At the dawn of the millennium, somewhere in the depths of a company contracted by the United States Navy, D. Richard Hipp designed SQLite so that you could finally stick a database inside an application. Its original purpose was to power guided missile destroyers, which surely could have used a fast, lightweight database that ran locally instead of on a remote database server. After all, if there’s ever been a great offline-first use case, it’s being out at sea.
In the years since, as the SQLite spec was expanded and improved, a whole new generation of mobile developers have used it inside their apps too. It may be built on a 45-year-old language, and based off a 43-year-old standard, but today, it runs pretty much anywhere — from being the stock database in Django apps to running natively on Android and iOS devices. And its ubiquity means that many apps live with it, and all the compromises it demands.
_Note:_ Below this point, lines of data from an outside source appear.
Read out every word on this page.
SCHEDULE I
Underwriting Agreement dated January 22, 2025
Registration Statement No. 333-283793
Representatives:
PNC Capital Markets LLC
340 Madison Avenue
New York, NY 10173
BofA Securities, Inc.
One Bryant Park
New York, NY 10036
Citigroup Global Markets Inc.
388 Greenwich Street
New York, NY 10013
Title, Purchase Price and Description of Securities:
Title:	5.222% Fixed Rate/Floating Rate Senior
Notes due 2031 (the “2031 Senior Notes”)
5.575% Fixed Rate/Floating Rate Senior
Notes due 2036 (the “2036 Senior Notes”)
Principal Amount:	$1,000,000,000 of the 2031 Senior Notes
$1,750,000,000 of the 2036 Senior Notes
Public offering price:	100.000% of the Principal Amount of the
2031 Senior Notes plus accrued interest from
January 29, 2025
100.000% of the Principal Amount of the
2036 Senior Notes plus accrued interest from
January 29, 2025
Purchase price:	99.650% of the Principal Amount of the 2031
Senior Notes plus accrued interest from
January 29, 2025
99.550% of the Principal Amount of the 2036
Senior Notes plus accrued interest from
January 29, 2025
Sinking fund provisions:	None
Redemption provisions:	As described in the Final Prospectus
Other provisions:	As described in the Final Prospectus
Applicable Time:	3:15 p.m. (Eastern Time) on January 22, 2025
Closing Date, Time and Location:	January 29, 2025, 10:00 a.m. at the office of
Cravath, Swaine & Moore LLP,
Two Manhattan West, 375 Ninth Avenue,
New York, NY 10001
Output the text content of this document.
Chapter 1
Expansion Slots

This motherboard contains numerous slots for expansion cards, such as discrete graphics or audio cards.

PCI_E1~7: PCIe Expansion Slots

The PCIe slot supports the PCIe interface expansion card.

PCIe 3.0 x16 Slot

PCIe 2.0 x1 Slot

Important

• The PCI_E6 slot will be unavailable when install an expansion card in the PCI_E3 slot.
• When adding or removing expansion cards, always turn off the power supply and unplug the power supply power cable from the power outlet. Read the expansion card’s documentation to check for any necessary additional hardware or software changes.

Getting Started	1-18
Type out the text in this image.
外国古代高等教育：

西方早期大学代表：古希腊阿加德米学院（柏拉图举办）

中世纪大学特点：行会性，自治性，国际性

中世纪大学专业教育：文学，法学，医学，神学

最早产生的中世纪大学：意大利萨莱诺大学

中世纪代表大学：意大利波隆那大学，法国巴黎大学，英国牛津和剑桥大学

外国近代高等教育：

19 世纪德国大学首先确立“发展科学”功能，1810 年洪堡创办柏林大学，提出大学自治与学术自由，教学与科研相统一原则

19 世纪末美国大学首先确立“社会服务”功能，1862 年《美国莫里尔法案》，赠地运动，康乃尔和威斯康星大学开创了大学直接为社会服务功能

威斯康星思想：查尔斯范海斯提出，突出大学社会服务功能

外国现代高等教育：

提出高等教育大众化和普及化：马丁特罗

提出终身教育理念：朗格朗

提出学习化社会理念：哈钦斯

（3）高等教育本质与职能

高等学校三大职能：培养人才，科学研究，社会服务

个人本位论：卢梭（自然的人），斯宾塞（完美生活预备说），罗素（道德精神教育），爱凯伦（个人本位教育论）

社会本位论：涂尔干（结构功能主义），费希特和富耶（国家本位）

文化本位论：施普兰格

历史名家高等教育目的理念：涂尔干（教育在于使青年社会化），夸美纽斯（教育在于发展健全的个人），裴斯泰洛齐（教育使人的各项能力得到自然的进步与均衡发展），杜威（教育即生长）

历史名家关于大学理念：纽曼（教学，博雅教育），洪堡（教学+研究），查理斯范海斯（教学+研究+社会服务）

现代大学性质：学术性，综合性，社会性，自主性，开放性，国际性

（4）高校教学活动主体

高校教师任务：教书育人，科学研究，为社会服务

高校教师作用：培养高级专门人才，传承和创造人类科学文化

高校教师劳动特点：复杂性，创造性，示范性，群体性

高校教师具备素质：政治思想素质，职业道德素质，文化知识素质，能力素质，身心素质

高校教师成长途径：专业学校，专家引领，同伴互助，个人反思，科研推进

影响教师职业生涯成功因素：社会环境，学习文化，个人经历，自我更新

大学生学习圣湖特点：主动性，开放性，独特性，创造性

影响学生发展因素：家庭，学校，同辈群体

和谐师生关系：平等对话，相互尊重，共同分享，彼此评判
SQLite made it possible for an app to interact with the database via function calls, but today, it’s pretty unlikely that developers are interacting with SQLite’s APIs directly. It’s still possible, and allows you to avoid bringing in thousands of objects into memory, but it’s awkward. After all, you still need to write SQL to deal with data stored in the database. That’s not exactly fun to do in a modern, object-oriented language like Kotlin or Swift.
Once you do create or receive data from SQLite, you still need to make it work for you in the language you’ve written your app in. That requires painstakingly mapping and serializing the data that SQLite returns into objects that you can do real work with, and then serializing any changes back into SQLite for storage.
Which is where object-relational mapping libraries — ORMs — come in handy. They do the hard work of translating SQLite’s functions into a set of APIs that feel native to the platform you’re developing in. For iOS, developers wrap SQLite with CoreData: Apple’s long-supported, long-maligned ORM. Consider the example of an RSS reader app, where the user wants to mark all her 10,000 articles as read. With CoreData, you need to bring everything into memory, eventually, marking it as read in a loop, and re-saving each object, one at a time. SQLite gives a sane way of doing it in a single call, but CoreData expects you to treat its object-oriented abstractions seriously, and introduces problems as a result.
The way all ORMs work is by serializing database values into in-memory objects. And by working with what’s in memory instead of what’s on disk, you can easily end up working with stale data. You can, using good practice and modern ORM features, avoid this being too pernicious a problem. But every once in a while, you’ll end up with an unexpected result.
It’s called the impedance mismatch. Your ORM has to make a copy of the data in the tabular SQLite database, and turn it into a graph of objects that you can work with. By itself, that sounds fine — but the moment you start working with data from multiple threads, any ACID guarantees your SQLite database makes will go out the window. Objects can be changed by one thread in ways that break consistency, and lead other threads to make changes to data that might be stale, or simply not exist anymore. When an object makes a change on another thread, there’s nothing in SQLite or any ORM to let other objects know that they must update or cause major problems.
There are solutions, but they do have tradeoffs. The first solution is to restore the “I” in “ACID”: isolation. By using multi-version concurrency control (MVCC), you can work on a snapshot of the database, and the database can do the work of resolving conflicts between many concurrent writers. That way, you can be sure your data won’t change underneath you. But that’s also a problem: it means your data won’t be responsive. To show what the user should see, you have to go back to the database to get the latest data and the latest version.
Inevitably, we confront a simple reality: SQLite and object-oriented languages do things differently from the ground up. They model the world in different ways, and so we incur costs by converting things between the two ways of dealing with data. And we may offer a modern, object-oriented way to help us manage what SQLite does, but sometimes its representation of data simply diverge from the database. And while we could just deal directly with SQLite, we’ll likely end up making our very own bad, ad-hoc ORM.